Gangland killing of a drug kingpin

If you live by the gun, so goes a popular saying, you will die by the gun. However, Kenyan drug lord Ibrahim Akasha was not known for his use of violence, but trading in drugs is not exactly a humble trade.

Drug dealing is known for cutthroat competition between cartels and spilling of blood for the slightest provocation.

So it was that Akasha died under the cruel hands of Amsterdam’s drug mafia as he pursued a debt owed him for a consignment of heroine he had delivered.
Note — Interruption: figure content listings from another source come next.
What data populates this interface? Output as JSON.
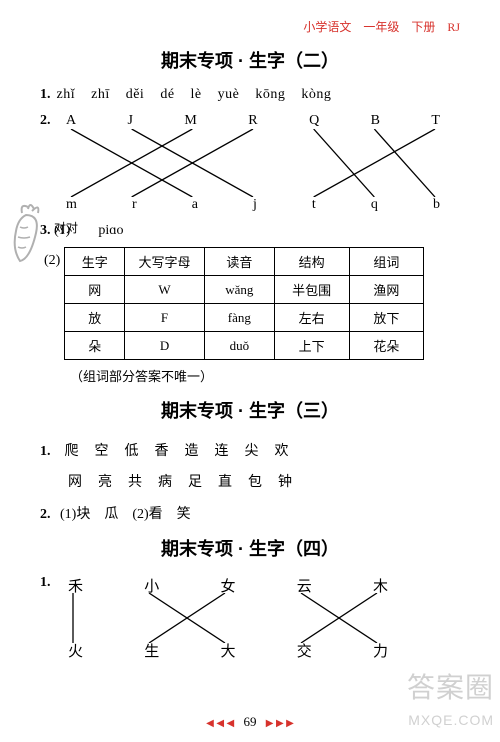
{
  "header": {
    "text": "小学语文　一年级　下册　RJ",
    "color": "#d7322c"
  },
  "section2": {
    "title": "期末专项 · 生字（二）",
    "q1": {
      "num": "1.",
      "pinyin": [
        "zhǐ",
        "zhī",
        "děi",
        "dé",
        "lè",
        "yuè",
        "kōng",
        "kòng"
      ]
    },
    "q2": {
      "num": "2.",
      "top": [
        "A",
        "J",
        "M",
        "R",
        "Q",
        "B",
        "T"
      ],
      "bottom": [
        "m",
        "r",
        "a",
        "j",
        "t",
        "q",
        "b"
      ],
      "edges": [
        [
          0,
          2
        ],
        [
          1,
          3
        ],
        [
          2,
          0
        ],
        [
          3,
          1
        ],
        [
          4,
          5
        ],
        [
          5,
          6
        ],
        [
          6,
          4
        ]
      ],
      "line_color": "#000000"
    },
    "q3": {
      "num": "3.",
      "part1_label": "(1)",
      "part1_text": "　　piɑo",
      "part1_overlay": "对对　",
      "part2_label": "(2)",
      "table": {
        "columns": [
          "生字",
          "大写字母",
          "读音",
          "结构",
          "组词"
        ],
        "rows": [
          [
            "网",
            "W",
            "wǎng",
            "半包围",
            "渔网"
          ],
          [
            "放",
            "F",
            "fàng",
            "左右",
            "放下"
          ],
          [
            "朵",
            "D",
            "duǒ",
            "上下",
            "花朵"
          ]
        ],
        "col_widths": [
          "60px",
          "80px",
          "70px",
          "75px",
          "75px"
        ]
      },
      "note": "（组词部分答案不唯一）"
    }
  },
  "section3": {
    "title": "期末专项 · 生字（三）",
    "q1": {
      "num": "1.",
      "row1": [
        "爬",
        "空",
        "低",
        "香",
        "造",
        "连",
        "尖",
        "欢"
      ],
      "row2": [
        "网",
        "亮",
        "共",
        "病",
        "足",
        "直",
        "包",
        "钟"
      ]
    },
    "q2": {
      "num": "2.",
      "text": "(1)块　瓜　(2)看　笑"
    }
  },
  "section4": {
    "title": "期末专项 · 生字（四）",
    "q1": {
      "num": "1.",
      "top": [
        "禾",
        "小",
        "女",
        "云",
        "木"
      ],
      "bottom": [
        "火",
        "生",
        "大",
        "交",
        "力"
      ],
      "edges": [
        [
          0,
          0
        ],
        [
          1,
          2
        ],
        [
          2,
          1
        ],
        [
          3,
          4
        ],
        [
          4,
          3
        ]
      ],
      "line_color": "#000000"
    }
  },
  "footer": {
    "page": "69",
    "color": "#d7322c"
  },
  "watermark": {
    "line1": "答案圈",
    "line2": "MXQE.COM",
    "color": "rgba(120,120,120,0.35)"
  },
  "icons": {
    "carrot_stroke": "#b0b0b0"
  }
}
That day in May 2000, a lone gunman on a motorbike shot Akasha, sparking off a series of gangland execution’s that left Amsterdam flowing with blood.

The killing sparked off a series of gangland executions that left powerful drug lords dead, in what police believed was a result of mistrust between Yugoslav and Amsterdam’s cartels.

Akasha had been supplying drugs to the Dutch mafia for sometime.

According to police, Akasha supplied bhang to Mounir Barsoum, who had in turn sold it to a notorious Amsterdam drug king, Sam Klepper. However, the drug was sold on credit and Akasha never got his money at the time he expected it.

Mounir’s brother, Magdi Barsoum, acted as mediator in the bitter dispute.

Angered by the debt and pressured by police at home, Akasha apparently was desperate to get his cut. It was reported that at some point, he abducted a Yugoslav broker and held him for several months, insisting he would release him only after getting paid.

Back at home, he was in trouble. Police, who had charged him with drug trafficking back in 1996, had put him under surveillance.

It emerged that after months pestering the mafia to pay, Akasha was lured to Amsterdam, where he allegedly went to collect the money as well as meet other business contacts. He was said to have been invited there by Klepper.

Days after he left Kenya, surveillance intensified after heroin worth Sh900 million was discovered at one of his homes in Mombasa.

Dutch police were also alerted by their Kenyan counterparts and tracked his every move in the Netherlands.

On the day he was shot, Akasha walked hand-in-hand with his wife, Gazi Hayat, along one of Amsterdam’s crime-prone streets, Bloedstraat when a gunman on a motorbike pulled up from behind.

Expert hit man

The gunman was an expert hit man. Still on his bike, he emptied a burst of six rounds into Akasha as his wife and two Kenyan friends watched in horror. The bullets tore through his face, heart and abdomen, killing him instantly.

Later the same year, the killings began in what police said was a renewed war between Dutch and Yugoslav criminals. In October, Sam Klepper was killed in a public shooting among shoppers.

Magdi, who police suspected had shot Akasha, was gunned down by the same gangs in 2002.

In July 2004, Mounir was shot dead at the wheel of his car, and his 12-year-old daughter was hospitalised with gunshot wounds.

Shot on the same street Akasha had died four years earlier, Barsoum was the victim of a gunman on a powerful motorbike. The execution style was chillingly similar to Akasha’s.